Increase the number of iterations (max_iter) or scale the data as shown in:
    https://scikit-learn.org/stable/modules/preprocessing.html
Please also refer to the documentation for alternative solver options:
    https://scikit-learn.org/stable/modules/linear_model.html#logistic-regression
  n_iter_i = _check_optimize_result(


In [9]:
print("TfidfVectorizer + Logistic Regression + pythainlp.word_tokenize")
from pythainlp.tokenize import word_tokenize

thai_stopwords_list = list(thai_stopwords())


def thai_tokenizer(text):
    return word_tokenize(text, keep_whitespace=False)


vectorizer = TfidfVectorizer(
    tokenizer=thai_tokenizer,  
    stop_words=thai_stopwords_list,
    max_features=5000,
)

model = LogisticRegression(random_state=SEED)

text_clf = Pipeline([("tfidf", vectorizer), ("clf", model)])

start_time = time.time()
text_clf.fit(X_train, y_train)
end_time = time.time()
print(f"Training time: {end_time - start_time:.4f} seconds")

y_pred_train = text_clf.predict(X_train)
y_pred_val = text_clf.predict(X_val)
y_pred_test = text_clf.predict(X_test)

train_acc = np.mean(y_train.astype(int) == y_pred_train)
val_acc = np.mean(y_val.astype(int) == y_pred_val)
test_acc = np.mean(y_test.astype(int) == y_pred_test)

print(f"Train Accuracy: {train_acc:.4f}")
print(f"Validation Accuracy: {val_acc:.4f}")
print(f"Test Accuracy: {test_acc:.4f}")



TfidfVectorizer + Logistic Regression + pythainlp.word_tokenize


STOP: TOTAL NO. of ITERATIONS REACHED LIMIT.

Increase the number of iterations (max_iter) or scale the data as shown in:
    https://scikit-learn.org/stable/modules/preprocessing.html
Please also refer to the documentation for alternative solver options:
    https://scikit-learn.org/stable/modules/linear_model.html#logistic-regression
  n_iter_i = _check_optimize_result(


Training time: 2.8185 seconds
Train Accuracy: 0.7675
Validation Accuracy: 0.6886
Test Accuracy: 0.6933


In [10]:
def calculate_oov_words(X_train, X_test):
    """
    Calculates the number of out-of-vocabulary (OOV) words in the test set 
    compared to the training set.
    
    Parameters:
        X_train (list): List of training texts.
        X_test (list): List of test texts.
    
    Returns:
        int: Number of OOV words.
    """
    train_words = {word for text in X_train for word in text.split()}
    test_words = {word for text in X_test for word in text.split()}

    oov_words = test_words - train_words
    oov_count = len(oov_words)

    return oov_count

# Compute OOV words
oov_count = calculate_oov_words(X_train, X_test)
print(oov_count)

2245


Below are some design choices you need to consider to accomplish this task. Be sure to answer them when you submit your model.


What tokenizer will you use and why?

A: I will use pythainlp.word_tokenize because it is specifically designed for processing Thai text. The results show that it provides:
- Higher accuracy across all datasets.
- Better generalization, as indicated by improved validation accuracy (val_acc).

Will you remove stopwords (e.g., "a," "an," "the," "to" in English) in your TF-IDF process?

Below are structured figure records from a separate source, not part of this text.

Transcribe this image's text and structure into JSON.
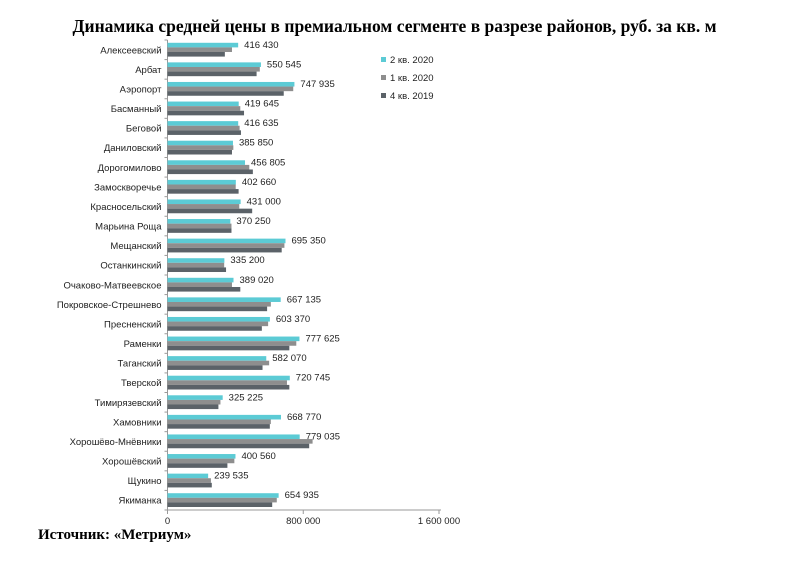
{
  "chart_data": {
    "type": "bar",
    "orientation": "horizontal",
    "title": "Динамика средней цены в премиальном сегменте в разрезе районов, руб. за кв. м",
    "source": "Источник: «Метриум»",
    "categories": [
      "Алексеевский",
      "Арбат",
      "Аэропорт",
      "Басманный",
      "Беговой",
      "Даниловский",
      "Дорогомилово",
      "Замоскворечье",
      "Красносельский",
      "Марьина Роща",
      "Мещанский",
      "Останкинский",
      "Очаково-Матвеевское",
      "Покровское-Стрешнево",
      "Пресненский",
      "Раменки",
      "Таганский",
      "Тверской",
      "Тимирязевский",
      "Хамовники",
      "Хорошёво-Мнёвники",
      "Хорошёвский",
      "Щукино",
      "Якиманка"
    ],
    "series": [
      {
        "name": "2 кв. 2020",
        "color": "#5ccbd5",
        "labeled": true,
        "values": [
          416430,
          550545,
          747935,
          419645,
          416635,
          385850,
          456805,
          402660,
          431000,
          370250,
          695350,
          335200,
          389020,
          667135,
          603370,
          777625,
          582070,
          720745,
          325225,
          668770,
          779035,
          400560,
          239535,
          654935
        ],
        "labels": [
          "416 430",
          "550 545",
          "747 935",
          "419 645",
          "416 635",
          "385 850",
          "456 805",
          "402 660",
          "431 000",
          "370 250",
          "695 350",
          "335 200",
          "389 020",
          "667 135",
          "603 370",
          "777 625",
          "582 070",
          "720 745",
          "325 225",
          "668 770",
          "779 035",
          "400 560",
          "239 535",
          "654 935"
        ]
      },
      {
        "name": "1 кв. 2020",
        "color": "#8e8e8e",
        "labeled": false,
        "values": [
          380000,
          544000,
          741000,
          429000,
          425000,
          388000,
          482000,
          402000,
          423000,
          377000,
          689000,
          334000,
          380000,
          609000,
          593000,
          759000,
          599000,
          704000,
          312000,
          609000,
          855000,
          394000,
          256000,
          644000
        ]
      },
      {
        "name": "4 кв. 2019",
        "color": "#5b6268",
        "labeled": false,
        "values": [
          338000,
          525000,
          685000,
          451000,
          433000,
          380000,
          503000,
          419000,
          499000,
          377000,
          673000,
          345000,
          429000,
          587000,
          556000,
          718000,
          560000,
          718000,
          300000,
          603000,
          835000,
          353000,
          261000,
          617000
        ]
      }
    ],
    "xlim": [
      0,
      1600000
    ],
    "xticks": [
      0,
      800000,
      1600000
    ],
    "xtick_labels": [
      "0",
      "800 000",
      "1 600 000"
    ],
    "legend_position": "top-right",
    "grid": false
  }
}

Is it necessary?

A: Yes, I will remove Thai stopwords using pythainlp.thai_stopwords(). Eliminating these common but non-informative words helps enhance model efficiency by reducing noise and improving classification performance.

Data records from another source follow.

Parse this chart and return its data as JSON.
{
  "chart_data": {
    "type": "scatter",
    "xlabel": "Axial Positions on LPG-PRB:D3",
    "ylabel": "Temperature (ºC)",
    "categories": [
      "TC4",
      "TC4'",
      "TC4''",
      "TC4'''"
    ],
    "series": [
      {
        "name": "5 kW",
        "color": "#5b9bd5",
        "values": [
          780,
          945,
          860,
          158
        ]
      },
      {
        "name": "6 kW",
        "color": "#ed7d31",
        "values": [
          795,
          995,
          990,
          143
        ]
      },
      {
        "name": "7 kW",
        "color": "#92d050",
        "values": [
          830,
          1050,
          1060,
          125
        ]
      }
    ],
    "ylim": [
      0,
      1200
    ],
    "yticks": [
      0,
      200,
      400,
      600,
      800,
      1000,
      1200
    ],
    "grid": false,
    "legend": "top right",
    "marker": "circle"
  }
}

The dictionary of TF-IDF is usually based on the training data. How many words in the test set are OOVs?

A: 2245

# Comparison

After you have completed the 3 models, compare the accuracy, ease of implementation, and inference speed (from cleaning, tokenization, till model compute) between the three models in mycourseville.